Sophie G. Lucas & Jean-Marc Flahaut, Paradise, éditions Interzone(s), 12€
L’Amérique, leur Amérique, est un point de départ, ligne de démarcation entre leurs ici respectifs, plus ou moins solitaires, et leur arrivée commune, à ces auteurs, en cette terre d’encre et de papier, ce territoire à perte de mots… leurs échanges, leurs paroles, leurs souvenirs… des instantanés de l’enfance, des polaroïds de l’adolescence… par bribes, pudiques – réserve naturelle de l’amitié réelle, celle qui se vit en l’entre deux du langage… avec ces empreintes qui se font et se défont, mais qui les rapprochent, eux, la mère qui manque à elle-même d’un côté, le père définitivement absent de l’autre… tout ce qui construit une existence, avec la véracité de la fragilité intime et la force extime supposée – on se laisse aller, on s’exprime, on se dit, quand on (s’)écrit ainsi, à un-e ami-e, un proche… ce soi bis.

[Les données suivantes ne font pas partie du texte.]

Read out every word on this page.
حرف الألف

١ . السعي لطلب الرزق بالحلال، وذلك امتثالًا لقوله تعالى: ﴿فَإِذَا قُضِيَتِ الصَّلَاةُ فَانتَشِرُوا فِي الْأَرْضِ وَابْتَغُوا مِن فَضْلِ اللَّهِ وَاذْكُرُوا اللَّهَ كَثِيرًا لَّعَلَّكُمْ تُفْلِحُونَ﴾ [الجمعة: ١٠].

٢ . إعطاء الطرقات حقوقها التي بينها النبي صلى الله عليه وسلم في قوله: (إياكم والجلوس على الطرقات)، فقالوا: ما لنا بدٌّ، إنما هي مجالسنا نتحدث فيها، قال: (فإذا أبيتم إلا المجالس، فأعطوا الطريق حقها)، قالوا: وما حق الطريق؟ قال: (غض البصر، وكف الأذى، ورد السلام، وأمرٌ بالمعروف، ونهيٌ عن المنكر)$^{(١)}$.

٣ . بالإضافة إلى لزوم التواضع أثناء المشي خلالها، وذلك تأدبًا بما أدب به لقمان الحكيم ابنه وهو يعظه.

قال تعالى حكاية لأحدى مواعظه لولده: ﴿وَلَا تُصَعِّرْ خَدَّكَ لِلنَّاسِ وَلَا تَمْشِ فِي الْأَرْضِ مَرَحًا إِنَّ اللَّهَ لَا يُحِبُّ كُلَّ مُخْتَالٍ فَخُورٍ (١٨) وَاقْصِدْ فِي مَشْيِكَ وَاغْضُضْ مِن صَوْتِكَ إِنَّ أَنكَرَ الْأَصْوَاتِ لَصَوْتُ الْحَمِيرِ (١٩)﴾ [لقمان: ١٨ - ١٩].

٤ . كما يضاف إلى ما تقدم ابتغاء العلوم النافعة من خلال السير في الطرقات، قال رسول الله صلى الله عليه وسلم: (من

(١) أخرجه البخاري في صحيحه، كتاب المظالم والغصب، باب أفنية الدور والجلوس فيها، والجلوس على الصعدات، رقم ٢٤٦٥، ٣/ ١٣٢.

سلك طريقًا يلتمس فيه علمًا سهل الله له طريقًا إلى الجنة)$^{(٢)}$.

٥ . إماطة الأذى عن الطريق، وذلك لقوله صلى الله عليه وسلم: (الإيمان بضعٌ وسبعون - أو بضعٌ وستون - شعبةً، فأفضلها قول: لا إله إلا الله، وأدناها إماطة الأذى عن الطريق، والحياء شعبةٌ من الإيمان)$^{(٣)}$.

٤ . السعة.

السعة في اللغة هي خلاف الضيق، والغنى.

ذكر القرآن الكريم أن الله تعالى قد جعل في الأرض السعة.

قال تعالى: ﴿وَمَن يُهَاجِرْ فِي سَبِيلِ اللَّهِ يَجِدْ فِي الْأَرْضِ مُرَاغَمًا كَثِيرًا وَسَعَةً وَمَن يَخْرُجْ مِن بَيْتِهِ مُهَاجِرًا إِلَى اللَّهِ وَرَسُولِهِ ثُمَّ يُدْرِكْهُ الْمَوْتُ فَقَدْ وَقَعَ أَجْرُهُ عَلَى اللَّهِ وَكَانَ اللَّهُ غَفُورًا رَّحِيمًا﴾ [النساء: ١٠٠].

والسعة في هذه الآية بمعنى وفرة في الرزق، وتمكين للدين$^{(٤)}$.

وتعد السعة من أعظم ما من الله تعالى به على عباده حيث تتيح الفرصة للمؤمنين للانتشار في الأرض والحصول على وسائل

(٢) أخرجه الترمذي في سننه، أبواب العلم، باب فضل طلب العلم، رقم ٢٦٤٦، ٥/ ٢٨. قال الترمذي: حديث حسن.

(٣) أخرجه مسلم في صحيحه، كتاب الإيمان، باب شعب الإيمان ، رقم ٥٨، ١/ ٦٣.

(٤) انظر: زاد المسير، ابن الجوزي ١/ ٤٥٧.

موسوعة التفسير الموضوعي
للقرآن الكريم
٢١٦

L’Amérique, leur Amérique, est un Paradise, oui… une terre improbable, lieu a priori inexistant, pourtant laissant en permanence avec cette foi inébranlable, absolue, en un continent d’ailleurs, pays qui – à défaut d’être ou de rendre meilleur – a la vertu de rapprocher, par les mots, celles et ceux dont la nationalité n’est pas de plastique, mais de papier.
LA TERRE AUTOUR DE MOI PALPITAIT,
au début il y a
deux poètes qui s’écrivent s’envoient
des signaux de fumée au
début il y a l’Amérique
et puis au début il y a des vies
qui s’écrivent et s’inventent au dé
but il y a
des chevaux dans un
pré
des cow-boys de pacotille des
étoiles de shérif et du
ciel
des amants fuyant Big Apple un
poème de Walt Withman au
début il y a ça & une carabine
une canne à pêche East Village
une librairie sur la Huitième des
Appaloosas au début
il y a des chansons de l’alcool &
du désespoir un chien une cafétéria
au début il y a la poussière du désert une
vallée et ce n’est plus tout à fait le
début il y a un grizzly des poissons & des hommes & des rêves
et puis
des poèmes & la mort
& de la rage
& des familles dézinguées à
la fin il y a
Paradise, Californie
l’horizon qui brûle
un Greyhound roulant de New York à Los Angeles
pris dans
la folie la fuite des habitants du feu et de l’enfer
percuté
à la fin il y a
l’air auroral et immortel en cendres
un vers de C.K Williams griffonné sur un carnet
retrouvé par des secouristes
au début il y a
un poème
Et puis quoi ? Et puis rien. Et puis la foutue histoire du monde.